World clock
A world clock is a clock that displays the time from many or all time zones around the world. During World Time watches were mainly in the last decades of larger installations, there are some years more and more digital models that take into account some of which fit on a desk or even on your wrist and the eventual date with changes.
The simple at first glance, divided into 24 time zones is complicated by differing local daylight saving time changes and half-hour steps in the Asian region.
States define legal time in their territory with a fixed offset from Coordinated Universal Time (UTC). This offset is usually equal to a whole number of hours, but some countries use an offset half-hour or quarter hour.
In general, countries tend to use a time zone so that the mean solar time on their territory is not too far from the standard time (that is to say, for example, for lunch Solar is not too far from twelve o'clock legal). This principle has many exceptions, however:
A country usually has a single standard time, for obvious reasons of unification of the hour. It can ignore the limit of a zone if its territory encroaches slightly on the time neighbor: this is the case of Germany to the west of Sweden or to the east. At the extreme, some countries may even, although covering several time, adopt a single standard time: the case of China and India.
Some major countries (Australia, Brazil, Canada, Congo, USA, Indonesia, Russia, etc..) Are arbitrarily divided into several zones to avoid too great a difference between the standard time and solar time: the limit the application of local standard time generally follows the boundaries of the area or state and can thus be positively offset from the edge of the zone of origin. This is also the case of certain remote dependencies, such as the DOM-TOM French, the Portuguese Azores, etc..
A country may adopt a time zones other than that which would be designed a priori. This is the case of the Spanish mainland or mainland France that are local to central Europe, so in one hour ahead of the time in which is the largest part of their territory. Thus, in France, only the extreme east of the country (Alsace, Corsica) is in the zone corresponding to the standard time, while Spain (excluding Canary Islands) has no part of its territory in the time which she has the time, and even some in the far west (Galicia) which is two time ago.
Some countries have chosen a time not corresponding to an entire shift with UTC. This is usually a lag of a number of half-hour (UTC +3:30 Iran, Afghanistan to UTC +4:30, India to UTC +5:30), even if only Nepal's shift hours (UTC +5:45).
Part of the world uses a system of daylight saving and standard time, created to achieve energy savings (and sometimes criticized). The legal time may well, for several months of the year, largely be offset from the time of the initial time. Note that two different hemispheres of countries observing daylight saving time shift is also summer in the Southern hemisphere world clock map corresponding to the Northern Hemisphere winter.

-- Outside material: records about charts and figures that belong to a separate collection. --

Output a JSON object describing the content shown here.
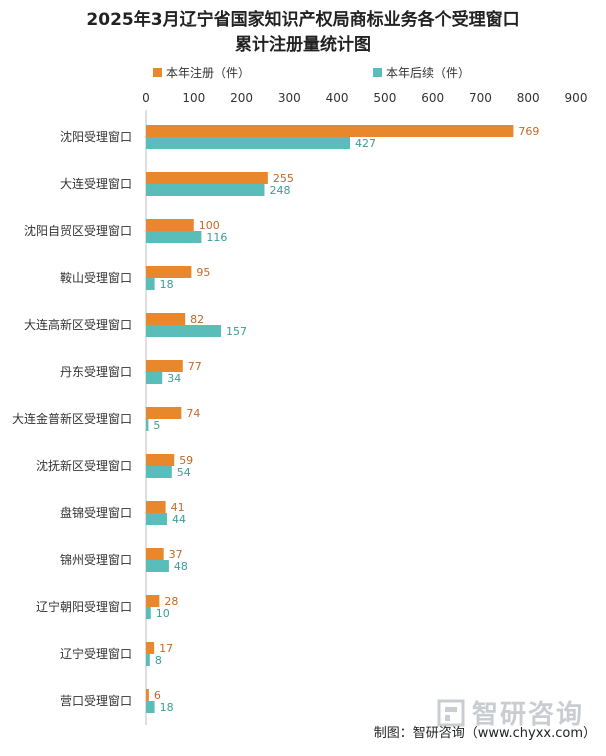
{
  "chart_data": {
    "type": "bar",
    "orientation": "horizontal",
    "title_lines": [
      "2025年3月辽宁省国家知识产权局商标业务各个受理窗口",
      "累计注册量统计图"
    ],
    "categories": [
      "沈阳受理窗口",
      "大连受理窗口",
      "沈阳自贸区受理窗口",
      "鞍山受理窗口",
      "大连高新区受理窗口",
      "丹东受理窗口",
      "大连金普新区受理窗口",
      "沈抚新区受理窗口",
      "盘锦受理窗口",
      "锦州受理窗口",
      "辽宁朝阳受理窗口",
      "辽宁受理窗口",
      "营口受理窗口"
    ],
    "series": [
      {
        "name": "本年注册（件）",
        "color": "#e8872c",
        "values": [
          769,
          255,
          100,
          95,
          82,
          77,
          74,
          59,
          41,
          37,
          28,
          17,
          6
        ]
      },
      {
        "name": "本年后续（件）",
        "color": "#5bbdb9",
        "values": [
          427,
          248,
          116,
          18,
          157,
          34,
          5,
          54,
          44,
          48,
          10,
          8,
          18
        ]
      }
    ],
    "xlim": [
      0,
      900
    ],
    "xticks": [
      0,
      100,
      200,
      300,
      400,
      500,
      600,
      700,
      800,
      900
    ],
    "xaxis_position": "top",
    "legend_position": "top",
    "grid": false,
    "label_colors": [
      "#c0692b",
      "#3a9c99"
    ]
  },
  "footer": "制图：智研咨询（www.chyxx.com）",
  "watermark": "智研咨询"
}
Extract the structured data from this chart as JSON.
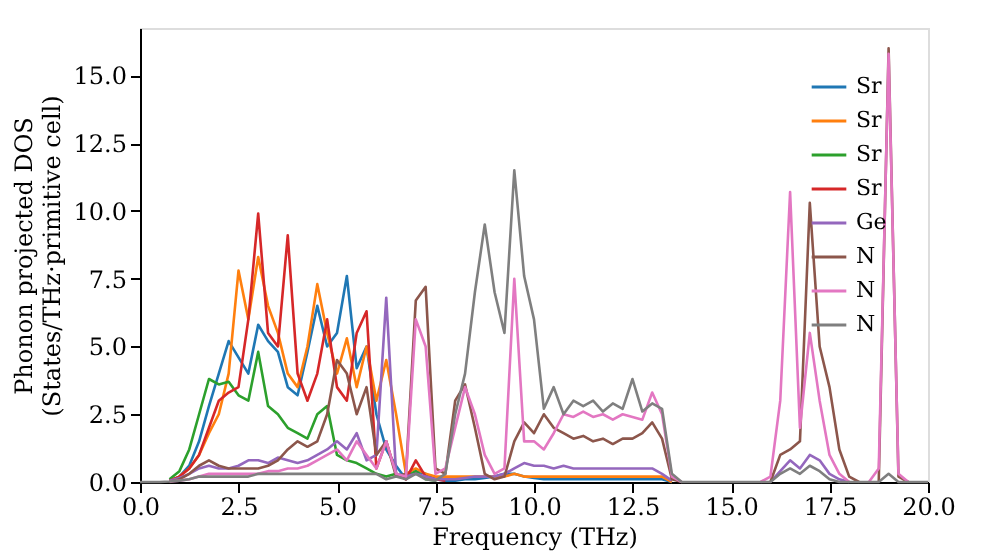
{
  "chart_data": {
    "type": "line",
    "xlabel": "Frequency (THz)",
    "ylabel": "Phonon projected DOS\n(States/THz·primitive cell)",
    "xlim": [
      0,
      20
    ],
    "ylim": [
      0,
      16.75
    ],
    "xticks": [
      {
        "value": 0,
        "label": "0.0"
      },
      2.5,
      {
        "value": 5,
        "label": "5.0"
      },
      7.5,
      {
        "value": 10,
        "label": "10.0"
      },
      12.5,
      {
        "value": 15,
        "label": "15.0"
      },
      17.5,
      {
        "value": 20,
        "label": "20.0"
      }
    ],
    "yticks": [
      {
        "value": 0,
        "label": "0.0"
      },
      2.5,
      {
        "value": 5,
        "label": "5.0"
      },
      7.5,
      {
        "value": 10,
        "label": "10.0"
      },
      12.5,
      {
        "value": 15,
        "label": "15.0"
      }
    ],
    "grid": false,
    "legend": "top right",
    "x": [
      0,
      0.25,
      0.5,
      0.75,
      1,
      1.25,
      1.5,
      1.75,
      2,
      2.25,
      2.5,
      2.75,
      3,
      3.25,
      3.5,
      3.75,
      4,
      4.25,
      4.5,
      4.75,
      5,
      5.25,
      5.5,
      5.75,
      6,
      6.25,
      6.5,
      6.75,
      7,
      7.25,
      7.5,
      7.75,
      8,
      8.25,
      8.5,
      8.75,
      9,
      9.25,
      9.5,
      9.75,
      10,
      10.25,
      10.5,
      10.75,
      11,
      11.25,
      11.5,
      11.75,
      12,
      12.25,
      12.5,
      12.75,
      13,
      13.25,
      13.5,
      13.75,
      14,
      14.25,
      14.5,
      14.75,
      15,
      15.25,
      15.5,
      15.75,
      16,
      16.25,
      16.5,
      16.75,
      17,
      17.25,
      17.5,
      17.75,
      18,
      18.25,
      18.5,
      18.75,
      19,
      19.25,
      19.5,
      19.75,
      20
    ],
    "series": [
      {
        "name": "Sr",
        "color": "#1f77b4",
        "values": [
          null,
          null,
          null,
          0.05,
          0.2,
          0.6,
          1.5,
          2.8,
          4.0,
          5.2,
          4.6,
          4.0,
          5.8,
          5.2,
          4.8,
          3.5,
          3.2,
          4.8,
          6.5,
          5.0,
          5.5,
          7.6,
          4.2,
          5.0,
          2.5,
          1.2,
          0.6,
          0.1,
          0.4,
          0.3,
          0.1,
          0.05,
          0.05,
          0.1,
          0.1,
          0.15,
          0.2,
          0.3,
          0.3,
          0.2,
          0.15,
          0.1,
          0.1,
          0.1,
          0.1,
          0.1,
          0.1,
          0.1,
          0.1,
          0.1,
          0.1,
          0.1,
          0.1,
          0.1,
          0,
          null,
          null,
          null,
          null,
          null,
          null,
          null,
          null,
          null,
          null,
          null,
          null,
          null,
          null,
          null,
          null,
          null,
          null,
          null,
          null,
          null,
          null,
          null,
          null,
          null,
          null
        ]
      },
      {
        "name": "Sr",
        "color": "#ff7f0e",
        "values": [
          null,
          null,
          null,
          0.03,
          0.2,
          0.5,
          1.0,
          1.8,
          2.5,
          4.0,
          7.8,
          6.0,
          8.3,
          6.5,
          5.5,
          4.0,
          3.5,
          5.0,
          7.3,
          5.5,
          4.0,
          5.3,
          3.5,
          5.0,
          3.0,
          4.5,
          2.5,
          0.3,
          0.5,
          0.3,
          0.2,
          0.2,
          0.2,
          0.2,
          0.2,
          0.2,
          0.2,
          0.2,
          0.3,
          0.2,
          0.2,
          0.2,
          0.2,
          0.2,
          0.2,
          0.2,
          0.2,
          0.2,
          0.2,
          0.2,
          0.2,
          0.2,
          0.2,
          0.2,
          0,
          null,
          null,
          null,
          null,
          null,
          null,
          null,
          null,
          null,
          null,
          null,
          null,
          null,
          null,
          null,
          null,
          null,
          null,
          null,
          null,
          null,
          null,
          null,
          null,
          null,
          null
        ]
      },
      {
        "name": "Sr",
        "color": "#2ca02c",
        "values": [
          null,
          null,
          null,
          0.1,
          0.4,
          1.2,
          2.5,
          3.8,
          3.6,
          3.7,
          3.2,
          3.0,
          4.8,
          2.8,
          2.5,
          2.0,
          1.8,
          1.6,
          2.5,
          2.8,
          1.0,
          0.8,
          0.7,
          0.5,
          0.3,
          0.2,
          0.3,
          0.2,
          0.4,
          0.1,
          0.05,
          null,
          null,
          null,
          null,
          null,
          null,
          null,
          null,
          null,
          null,
          null,
          null,
          null,
          null,
          null,
          null,
          null,
          null,
          null,
          null,
          null,
          null,
          null,
          null,
          null,
          null,
          null,
          null,
          null,
          null,
          null,
          null,
          null,
          null,
          null,
          null,
          null,
          null,
          null,
          null,
          null,
          null,
          null,
          null,
          null,
          null,
          null,
          null,
          null,
          null
        ]
      },
      {
        "name": "Sr",
        "color": "#d62728",
        "values": [
          null,
          null,
          null,
          0.05,
          0.2,
          0.5,
          1.0,
          2.0,
          3.0,
          3.3,
          3.5,
          6.0,
          9.9,
          5.5,
          5.0,
          9.1,
          4.0,
          3.0,
          4.0,
          6.0,
          3.5,
          3.0,
          5.5,
          6.3,
          0.5,
          1.5,
          0.3,
          0.1,
          0.8,
          0.2,
          0.1,
          0.05,
          null,
          null,
          null,
          null,
          null,
          null,
          null,
          null,
          null,
          null,
          null,
          null,
          null,
          null,
          null,
          null,
          null,
          null,
          null,
          null,
          null,
          null,
          null,
          null,
          null,
          null,
          null,
          null,
          null,
          null,
          null,
          null,
          null,
          null,
          null,
          null,
          null,
          null,
          null,
          null,
          null,
          null,
          null,
          null,
          null,
          null,
          null,
          null,
          null
        ]
      },
      {
        "name": "Ge",
        "color": "#9467bd",
        "values": [
          null,
          null,
          null,
          0.05,
          0.15,
          0.3,
          0.5,
          0.6,
          0.5,
          0.5,
          0.6,
          0.8,
          0.8,
          0.7,
          0.9,
          0.8,
          0.7,
          0.8,
          1.0,
          1.2,
          1.5,
          1.2,
          1.8,
          0.8,
          1.0,
          6.8,
          0.3,
          0.2,
          0.3,
          0.2,
          0.1,
          0.1,
          0.1,
          0.15,
          0.2,
          0.2,
          0.2,
          0.3,
          0.5,
          0.7,
          0.6,
          0.6,
          0.5,
          0.6,
          0.5,
          0.5,
          0.5,
          0.5,
          0.5,
          0.5,
          0.5,
          0.5,
          0.5,
          0.3,
          0.05,
          null,
          null,
          null,
          null,
          null,
          null,
          null,
          null,
          null,
          0,
          0.4,
          0.8,
          0.5,
          1.0,
          0.8,
          0.3,
          0.1,
          0,
          null,
          null,
          null,
          null,
          null,
          null,
          null,
          null
        ]
      },
      {
        "name": "N",
        "color": "#8c564b",
        "values": [
          null,
          null,
          null,
          0,
          0.1,
          0.3,
          0.6,
          0.8,
          0.6,
          0.5,
          0.5,
          0.5,
          0.5,
          0.6,
          0.8,
          1.2,
          1.5,
          1.3,
          1.5,
          2.5,
          4.5,
          4.0,
          2.5,
          3.5,
          1.0,
          1.5,
          0.2,
          0.3,
          6.7,
          7.2,
          0.5,
          0.3,
          3.0,
          3.6,
          2.0,
          0.3,
          0.1,
          0.2,
          1.5,
          2.2,
          1.8,
          2.5,
          2.0,
          1.8,
          1.6,
          1.7,
          1.5,
          1.6,
          1.4,
          1.6,
          1.6,
          1.8,
          2.2,
          1.6,
          0.1,
          0,
          null,
          null,
          null,
          null,
          null,
          null,
          null,
          null,
          0,
          1.0,
          1.2,
          1.5,
          10.3,
          5.0,
          3.5,
          1.2,
          0.2,
          0,
          null,
          0,
          16.0,
          0.2,
          0,
          null,
          null
        ]
      },
      {
        "name": "N",
        "color": "#e377c2",
        "values": [
          null,
          null,
          null,
          0.02,
          0.05,
          0.1,
          0.2,
          0.3,
          0.3,
          0.3,
          0.3,
          0.3,
          0.3,
          0.4,
          0.4,
          0.5,
          0.5,
          0.6,
          0.8,
          1.0,
          1.2,
          0.8,
          1.5,
          1.0,
          0.5,
          1.5,
          0.3,
          0.2,
          6.0,
          5.0,
          0.3,
          0.5,
          2.0,
          3.5,
          2.5,
          1.0,
          0.3,
          0.5,
          7.5,
          1.5,
          1.5,
          1.2,
          1.8,
          2.5,
          2.4,
          2.6,
          2.4,
          2.5,
          2.3,
          2.5,
          2.4,
          2.3,
          3.3,
          2.5,
          0.2,
          0,
          null,
          null,
          null,
          null,
          null,
          null,
          null,
          0,
          0.2,
          3.0,
          10.7,
          2.0,
          5.5,
          3.0,
          1.0,
          0.3,
          0,
          null,
          0,
          0.5,
          15.8,
          0.3,
          0,
          null,
          null
        ]
      },
      {
        "name": "N",
        "color": "#7f7f7f",
        "values": [
          0,
          0,
          0,
          0.02,
          0.05,
          0.1,
          0.2,
          0.2,
          0.2,
          0.2,
          0.2,
          0.2,
          0.3,
          0.3,
          0.3,
          0.3,
          0.3,
          0.3,
          0.3,
          0.3,
          0.3,
          0.3,
          0.3,
          0.3,
          0.3,
          0.1,
          0.2,
          0.1,
          0.3,
          0.1,
          0.05,
          0.3,
          2.5,
          4.0,
          7.0,
          9.5,
          7.0,
          5.5,
          11.5,
          7.6,
          6.0,
          2.7,
          3.5,
          2.5,
          3.0,
          2.8,
          3.0,
          2.6,
          2.9,
          2.7,
          3.8,
          2.6,
          2.9,
          2.7,
          0.3,
          0,
          0,
          0,
          0,
          0,
          0,
          0,
          0,
          0,
          0,
          0.3,
          0.5,
          0.3,
          0.6,
          0.4,
          0.1,
          0,
          0,
          0,
          0,
          0,
          0.3,
          0,
          0,
          0,
          0
        ]
      }
    ]
  }
}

The simple at first glance, divided into 24 time zones is complicated by differing local daylight saving time changes and half-hour steps in the Asian region.
States define legal time in their territory with a fixed offset from Coordinated Universal Time (UTC). This offset is usually equal to a whole number of hours, but some countries use an offset half-hour or quarter hour.
In general, countries tend to use a time zone so that the mean solar time on their territory is not too far from the standard time (that is to say, for example, for lunch Solar is not too far from twelve o'clock legal). This principle has many exceptions, however:
A country usually has a single standard time, for obvious reasons of unification of the hour. It can ignore the limit of a zone if its territory encroaches slightly on the time neighbor: this is the case of Germany to the west of Sweden or to the east. At the extreme, some countries may even, although covering several time, adopt a single standard time: the case of China and India.
Some major countries (Australia, Brazil, Canada, Congo, USA, Indonesia, Russia, etc..) Are arbitrarily divided into several zones to avoid too great a difference between the standard time and solar time: the limit the application of local standard time generally follows the boundaries of the area or state and can thus be positively offset from the edge of the zone of origin. This is also the case of certain remote dependencies, such as the DOM-TOM French, the Portuguese Azores, etc..
A country may adopt a time zones other than that which would be designed a priori. This is the case of the Spanish mainland or mainland France that are local to central Europe, so in one hour ahead of the time in which is the largest part of their territory. Thus, in France, only the extreme east of the country (Alsace, Corsica) is in the zone corresponding to the standard time, while Spain (excluding Canary Islands) has no part of its territory in the time which she has the time, and even some in the far west (Galicia) which is two time ago.
Some countries have chosen a time not corresponding to an entire shift with UTC. This is usually a lag of a number of half-hour (UTC +3:30 Iran, Afghanistan to UTC +4:30, India to UTC +5:30), even if only Nepal's shift hours (UTC +5:45).
Part of the world uses a system of daylight saving and standard time, created to achieve energy savings (and sometimes criticized). The legal time may well, for several months of the year, largely be offset from the time of the initial time. Note that two different hemispheres of countries observing daylight saving time shift is also summer in the Southern hemisphere world clock map corresponding to the Northern Hemisphere winter.